Truncation Strategy Keep 25% 50% 75% 100%
Original Length 14.1 17.2 16.2 12.9
POET Length 23.5 24.9 26.7 24.7

Key Findings

  • POET consistently improves AlpacaEval 2 LC across all 8 settings (4 models × 2 DAAs), with a maximum Gain of +11.8 percentage points.
  • Ablation experiments demonstrate that the equal-length truncation strategy (POET Len.) significantly outperforms truncation based on original lengths across all retention ratios, indicating that "equal length" itself is the key.
  • POET does not increase the alignment tax—it maintains or slightly improves performance on downstream tasks in the HuggingFace Open Leaderboard.
  • Comparison with token-level methods: POET significantly outperforms SamPO and D2PO; the latter even showed counterproductive results on SimPO.
  • Safety alignment evaluations also show significant improvements in safety rates.

Highlights & Insights

  • Precise problem identification—The "reward-generation gap" captures a fundamental issue in DAAs: the mismatch between sequence-level optimization and autoregressive generation dynamics.
  • Minimalist yet effective—Large improvements are achieved without modifying objectives or adding hyperparameters, suggesting the root cause lies in the data format rather than the optimization algorithm.
  • The empirical analysis of prefix quality differences (Figure 2) is the most compelling part of the paper, validating the key assumption that "preference rankings remain largely unchanged after truncation" using an oracle model.

Limitations & Future Work

  • Equal-length truncation relies on the assumption that suffixes longer than the shorter response have minimal impact on quality, which may not hold for samples with extreme length asymmetry.
  • The theoretical guarantee assumes the existence of an optimal state-value function \(V^*\), which is uncomputable in practice.
  • The method was only validated on DPO and SimPO and has not been extended to other DAAs like IPO or KTO.
  • Although the preference consistency after truncation is high (91.4%-98.5%), some noise is still introduced.
  • vs SamPO (Lu et al., 2024): SamPO calculates rewards using random token subsets to mitigate length bias but does not focus on prefixes.

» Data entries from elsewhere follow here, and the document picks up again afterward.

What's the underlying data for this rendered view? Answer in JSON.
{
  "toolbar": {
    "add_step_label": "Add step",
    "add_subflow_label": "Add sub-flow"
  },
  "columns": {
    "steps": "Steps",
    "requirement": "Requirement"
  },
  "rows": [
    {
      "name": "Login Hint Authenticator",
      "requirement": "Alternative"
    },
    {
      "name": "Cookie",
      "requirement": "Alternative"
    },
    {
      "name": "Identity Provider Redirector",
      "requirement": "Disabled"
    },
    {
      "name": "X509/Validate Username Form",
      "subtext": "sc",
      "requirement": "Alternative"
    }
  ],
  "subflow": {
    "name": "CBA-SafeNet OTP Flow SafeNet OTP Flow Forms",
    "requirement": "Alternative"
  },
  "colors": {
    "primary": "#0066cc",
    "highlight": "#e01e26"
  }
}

POET focuses on prefixes and is effective for both DPO and SimPO.
  • vs D2PO (Shao et al., 2025): D2PO emphasizes prefixes using exponentially decaying weights, but the decay factor introduces extra hyperparameters and yields negative results on SimPO. POET has no hyperparameters and is consistently effective.
  • vs Token-level DPO (Rafailov et al., 2024b): Theoretically, token-level DPO can learn the optimal policy, but in practice, only sequence-level preference labels are available, making direct training difficult.

Rating

  • Novelty: ⭐⭐⭐⭐ Clear problem identification; minimalist method with sufficient theoretical motivation and empirical validation.
  • Experimental Thoroughness: ⭐⭐⭐⭐⭐ 4 models × 2 DAAs × detailed ablations + comparison with token-level methods + safety evaluation.
  • Writing Quality: ⭐⭐⭐⭐⭐ Rigorous logical chain from theory to empirical evidence to methodology.
  • Value: ⭐⭐⭐⭐⭐ Extremely high practical value as a plug-and-play, hyperparameter-free method compatible with all DAAs.